Here's how past recessions stack up, in terms of their length and peak unemployment rate.
The next recession could look much different than the last one. The Great Recession was the worst, and longest lasting, since the Great Depression that began in 1929. And while it's difficult to predict how severe future recessions will be, it's also unrealistic to assume they will mimic past ones — especially because the causes can vary, as does the impact on various industries.
Nearly half of Americans live paycheck to paycheck, according to a recent survey conducted by GoBankingRates. So understandably, job security is a primary concern in a recession.
Here's how past recessions have affected workers:
Even in the event of a downturn, there are ways to help recession-proof your career, according to experts, including: diversifying your skills, expanding your network, joining professional groups or associations, and looking for opportunities to transition to a different role or industry.
If a recession does affect your job, your spending habits will likely change. Fear of a recession can also prompt people to cut back out of concern or uncertainty.

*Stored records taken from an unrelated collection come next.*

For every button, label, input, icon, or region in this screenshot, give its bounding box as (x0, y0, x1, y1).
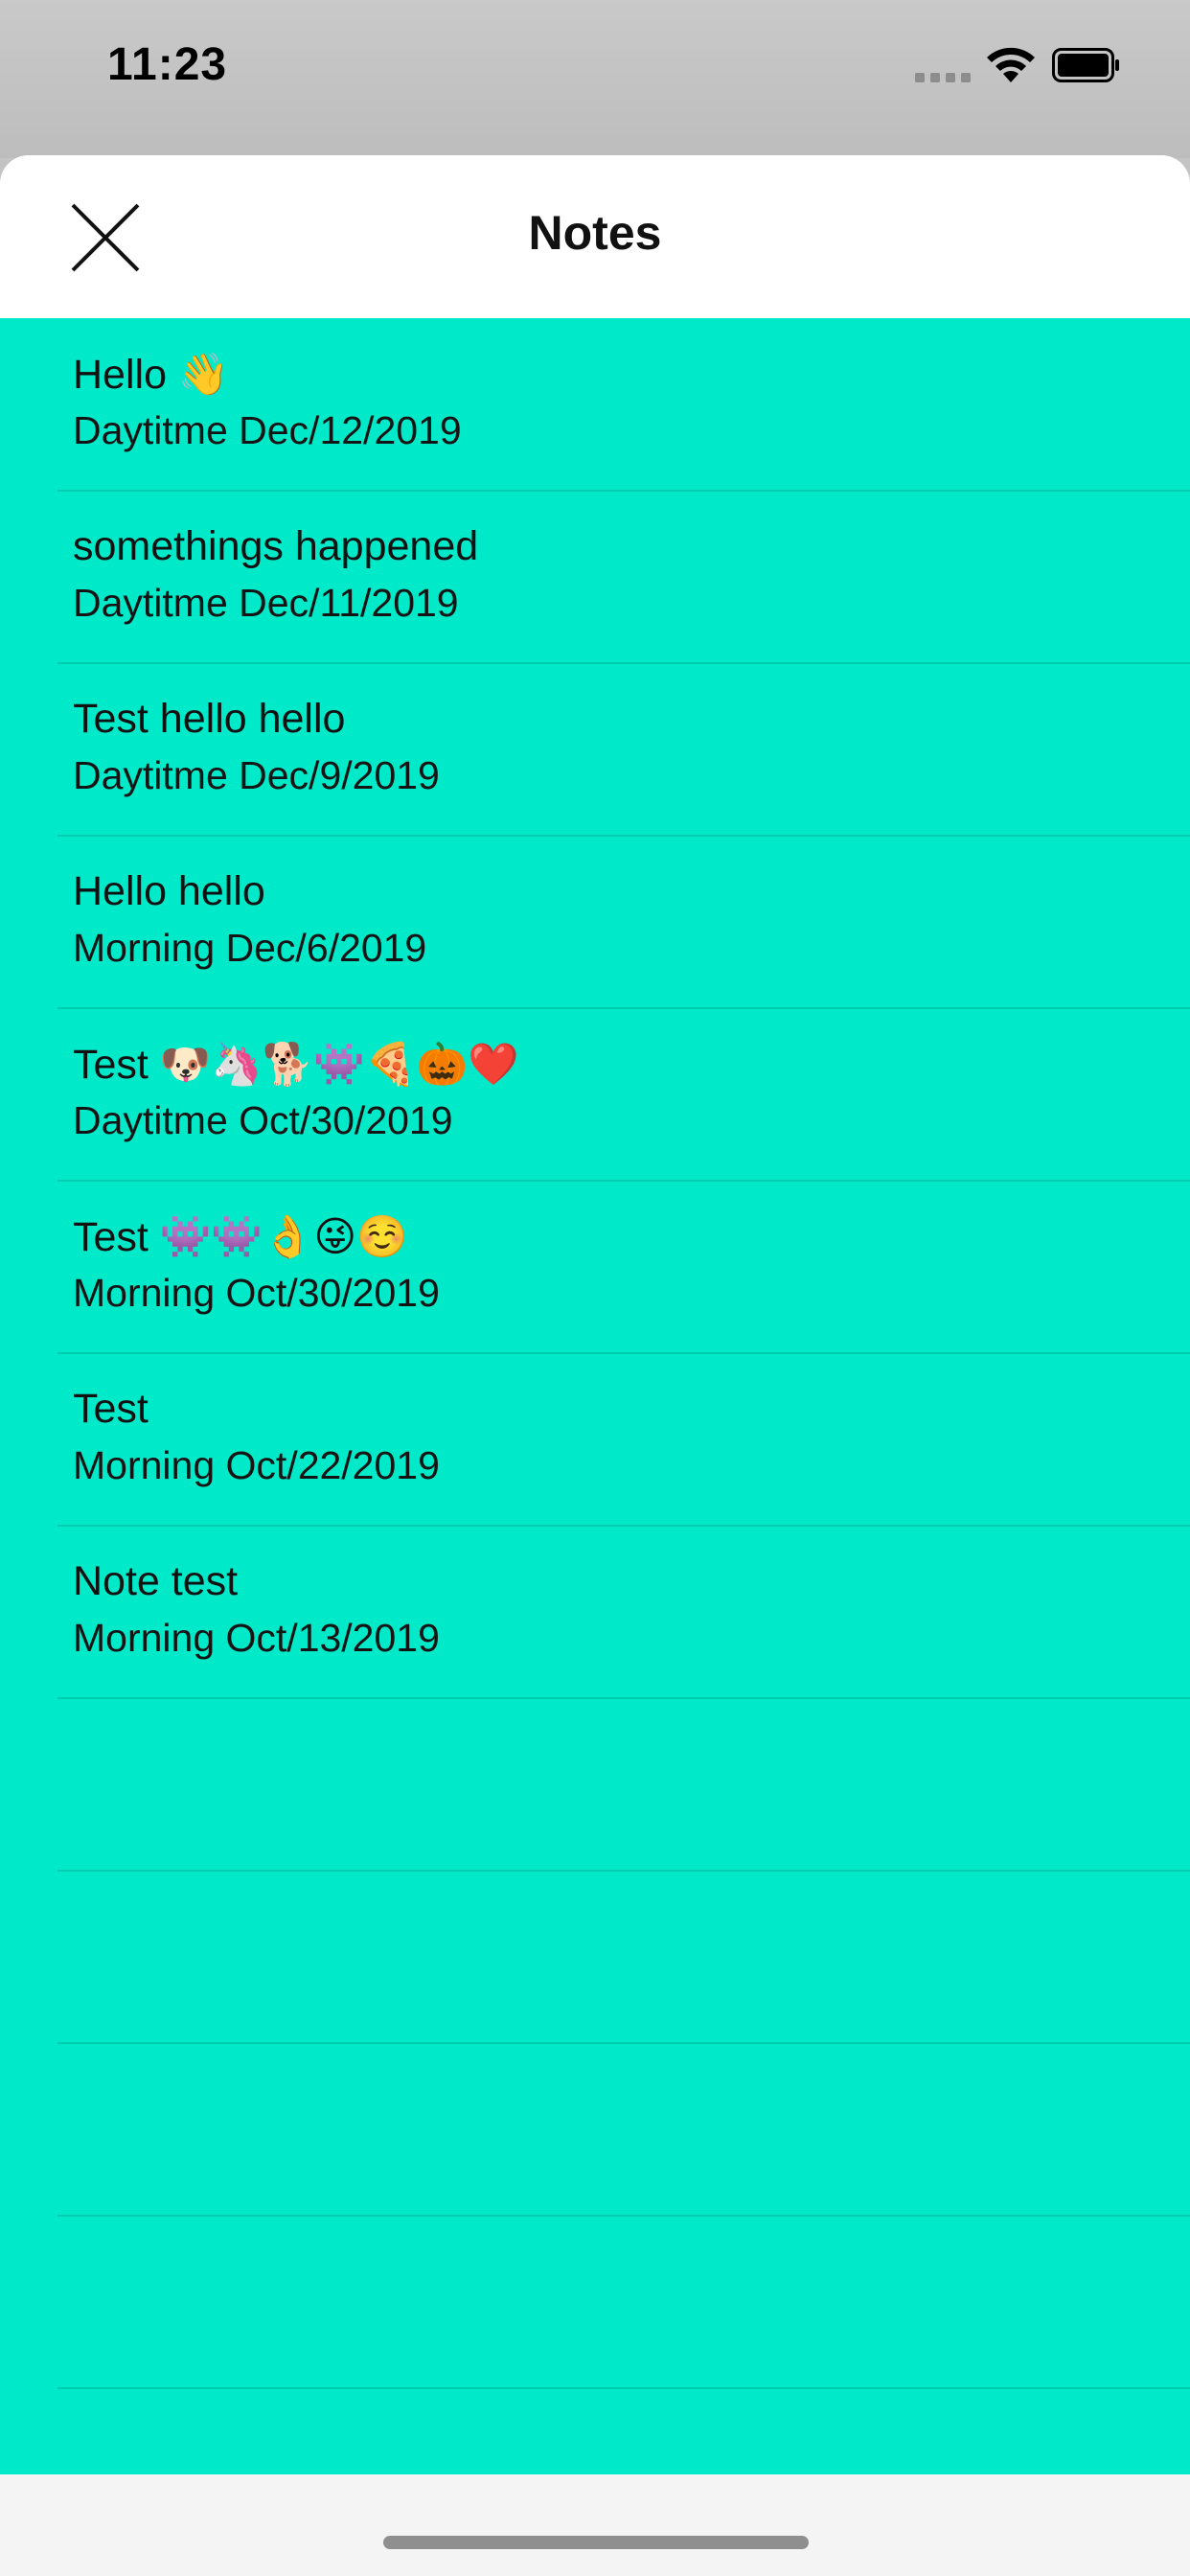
row-separator (57, 1697, 1190, 1699)
home-indicator-area (0, 2474, 1190, 2576)
notes-list[interactable]: Hello 👋 Daytitme Dec/12/2019 somethings … (0, 318, 1190, 2474)
notes-sheet: Notes Hello 👋 Daytitme Dec/12/2019 somet… (0, 155, 1190, 2576)
status-time: 11:23 (107, 39, 228, 90)
note-title: somethings happened (73, 523, 479, 569)
empty-row-separator (57, 1870, 1190, 1872)
page-title: Notes (528, 206, 662, 260)
battery-icon (1052, 48, 1119, 82)
note-title: Test hello hello (73, 696, 346, 742)
navigation-bar: Notes (0, 155, 1190, 318)
empty-row-separator (57, 2042, 1190, 2044)
note-subtitle: Morning Dec/6/2019 (73, 926, 427, 970)
empty-row-separator (57, 2387, 1190, 2389)
note-subtitle: Daytitme Dec/11/2019 (73, 581, 459, 625)
note-subtitle: Morning Oct/30/2019 (73, 1271, 440, 1315)
note-row-3[interactable]: Test hello hello Daytitme Dec/9/2019 (0, 663, 1190, 836)
note-subtitle: Daytitme Oct/30/2019 (73, 1098, 453, 1142)
cellular-signal-icon (915, 73, 973, 82)
note-row-7[interactable]: Test Morning Oct/22/2019 (0, 1353, 1190, 1526)
note-title: Test 👾👾👌😜☺️ (73, 1214, 408, 1260)
note-title: Note test (73, 1558, 239, 1604)
note-row-6[interactable]: Test 👾👾👌😜☺️ Morning Oct/30/2019 (0, 1181, 1190, 1353)
note-row-8[interactable]: Note test Morning Oct/13/2019 (0, 1526, 1190, 1698)
note-subtitle: Morning Oct/13/2019 (73, 1616, 440, 1660)
note-subtitle: Daytitme Dec/12/2019 (73, 408, 462, 452)
note-row-4[interactable]: Hello hello Morning Dec/6/2019 (0, 836, 1190, 1008)
note-title: Test (73, 1386, 149, 1432)
note-title: Test 🐶🦄🐕👾🍕🎃❤️ (73, 1042, 519, 1088)
note-subtitle: Morning Oct/22/2019 (73, 1443, 440, 1487)
empty-row-separator (57, 2215, 1190, 2217)
note-row-1[interactable]: Hello 👋 Daytitme Dec/12/2019 (0, 318, 1190, 491)
note-title: Hello 👋 (73, 352, 230, 398)
home-indicator[interactable] (383, 2536, 809, 2549)
wifi-icon (987, 47, 1035, 82)
note-subtitle: Daytitme Dec/9/2019 (73, 753, 440, 797)
status-bar: 11:23 (0, 0, 1190, 158)
note-row-2[interactable]: somethings happened Daytitme Dec/11/2019 (0, 491, 1190, 663)
note-row-5[interactable]: Test 🐶🦄🐕👾🍕🎃❤️ Daytitme Oct/30/2019 (0, 1008, 1190, 1181)
note-title: Hello hello (73, 868, 265, 914)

Some experts have warned that because people are worrying about the next recession again, fear itself could fuel the next downturn. Even so, consumer confidence — how Americans fell about their personal financial situation and the health of the U.S. economy — hasn't taken a major hit yet.
Still, uncertainty is inherent to recessions. That's why experts recommend planning ahead now to help you stay on track in the event the economy gets bumpy. To recession-proof your finances, it can help to take steps like building up a cash emergency fund, getting spending and debt under control, and diversifying your income by picking up a side hustle.
During past recessions, the Federal Reserve has cut interest rates to try to stimulate economic growth by making it cheaper for consumers and businesses to borrow money. At the same time, you'll earn less interest on your savings account. As interest rates fall, check if it makes sense to refinance your debt, including mortgages, auto loans, and credit cards.
Like the unemployment rate, many professional investors monitor the major stock indexes for signs we're entering a bear market as a possible recession indicator.
The 2010 decade was one of the best ever for investors, with the S&P 500 surging more than 300% since 2009. But just as the economy goes through cycles, so does the stock market. In a bear market, major indexes like the S&P 500 — the benchmark for the U.S. stock market — fall more than 20% from a recent high.
The last bear market coincided with the Great Recession, and the S&P 500 fell 57% between October 2007 and March 2009. But that's not always the case; in fact, there have been 13 bear markets in the S&P 500 since 1945, and only eight of them overlapped with some part of a recession.
Even if the stock market doesn't enter a bear market, the value of your portfolio likely will slump, as professional investors try to forecast the severity of recession-related declines. Many investors flock to bonds during periods of economic uncertainty because these assets offer lower risks and more predictable returns — but bonds are a smart investment to have in your portfolio at any time. Work with a financial advisor or follow popular guidelines based on your age to figure out the right asset mix.
While recessions can be scary, it's important to not let fear of when the next one will hit completely sidetrack your career or financial decisions. Americans are likely to live through a handful of recessions during their lifetime, and these downturns can actually be a good opportunity for young investors to buy stocks at lower prices.